Es geht um Geld, viel Geld: Rund 25 Milliarden Euro wären Deutsche Börse und London Stock Exchange zusammen wert. Zum dritten Mal proben beide Marktplatzbetreiber den Zusammenschluss. Seit der Deal vor knapp einem Jahr publik wurde, haben beide Börsen viele Millionen Euro an Berater, Anwälte und Lobbyisten bezahlt, um die Börsenhochzeit vorzubereiten. Doch dass sie glückt, ist längst nicht ausgemacht – denn auch die Aufseher haben ein Wort mitzureden.

Schon früh entbrannte in Frankfurt eine Debatte über das Für und Wider der Fusion. Jetzt erhöht der Konzern aus Eschborn den Druck mit einem Gutachten. Wirtschaftsprofessor Dirk Schiereck von der Universität Darmstadt erklärt darin, „warum der Zusammenschluss der Deutschen Börse mit der London Stock Exchange den Finanzplatz Frankfurt stärkt“. Doch Kritiker des Megadeals überzeugt das nicht. Denn auf die vielleicht wichtigste Frage für das Schicksal der Fusion geht die Untersuchung gar nicht ein. Unterdessen hat , Präsident der Europäischen Zentralbank, angekündigt, dass sein Haus den Deal genau überprüfen wird.

Der Ökonom Dirk Schiereck argumentiert, dass nicht nur der Finanzplatz Frankfurt, sondern auch die Kunden der Börse von dem Zusammenschluss profitieren. Der Finanzplatz habe in den vergangenen Jahren bereits an Stellenwert verloren. „Dem dadurch drohenden Bedeutungsverlust kann mittels eines Zusammenschlusses mit einem starken Partner entgegengewirkt werden.“ Zudem benötige die deutsche Wirtschaft eine starke Börse, um sich das notwendige Kapital zu verschaffen, etwa, um den Umbau zur „Industrie 4.0“ zu finanzieren. Auch sollen Startups durch die Fusion leichter an die „ungleich reifere und sehr viel kapitalstärkere Frühphasenfinanzierungsszene in London“ kommen.
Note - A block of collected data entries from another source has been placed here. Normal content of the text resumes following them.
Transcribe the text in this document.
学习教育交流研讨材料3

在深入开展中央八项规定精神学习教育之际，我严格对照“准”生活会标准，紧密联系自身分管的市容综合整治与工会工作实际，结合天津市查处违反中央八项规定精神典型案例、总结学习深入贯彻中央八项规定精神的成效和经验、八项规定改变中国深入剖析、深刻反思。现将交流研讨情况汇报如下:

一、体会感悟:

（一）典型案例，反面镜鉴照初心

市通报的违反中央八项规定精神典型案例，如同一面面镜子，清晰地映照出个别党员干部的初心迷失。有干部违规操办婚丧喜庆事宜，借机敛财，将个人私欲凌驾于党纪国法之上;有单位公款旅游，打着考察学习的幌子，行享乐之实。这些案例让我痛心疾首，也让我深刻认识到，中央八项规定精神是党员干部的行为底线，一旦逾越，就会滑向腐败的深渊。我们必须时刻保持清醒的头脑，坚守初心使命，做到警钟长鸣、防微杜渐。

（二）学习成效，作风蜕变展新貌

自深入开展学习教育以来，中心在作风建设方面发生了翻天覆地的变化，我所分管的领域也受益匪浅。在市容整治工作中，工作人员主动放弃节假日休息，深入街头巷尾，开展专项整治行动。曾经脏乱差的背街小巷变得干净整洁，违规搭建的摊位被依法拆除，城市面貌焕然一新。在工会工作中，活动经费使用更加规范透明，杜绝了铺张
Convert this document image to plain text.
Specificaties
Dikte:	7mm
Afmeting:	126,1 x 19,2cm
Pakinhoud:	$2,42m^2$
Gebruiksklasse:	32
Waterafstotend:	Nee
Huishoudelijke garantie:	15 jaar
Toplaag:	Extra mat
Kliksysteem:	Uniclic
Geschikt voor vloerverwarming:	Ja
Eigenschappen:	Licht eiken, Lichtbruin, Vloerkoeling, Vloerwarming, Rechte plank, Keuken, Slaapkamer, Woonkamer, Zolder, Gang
Für den Fall, dass der Zusammenschluss platzt, malt Schiereck ein Schreckensszenario aus: Ohne die Fusion, so der Ökonom, werde die Börse „und damit der Finanzplatz Frankfurt mittelfristig erheblich an Bedeutung verlieren“. Ähnliche Argumente führt auch Börsenchef Carsten Kengeter ins Feld, um für den Milliardendeal zu werben. Wider und wider warnte er vor einem Bedeutungsverlust für Frankfurt, sollte der Deal platzen.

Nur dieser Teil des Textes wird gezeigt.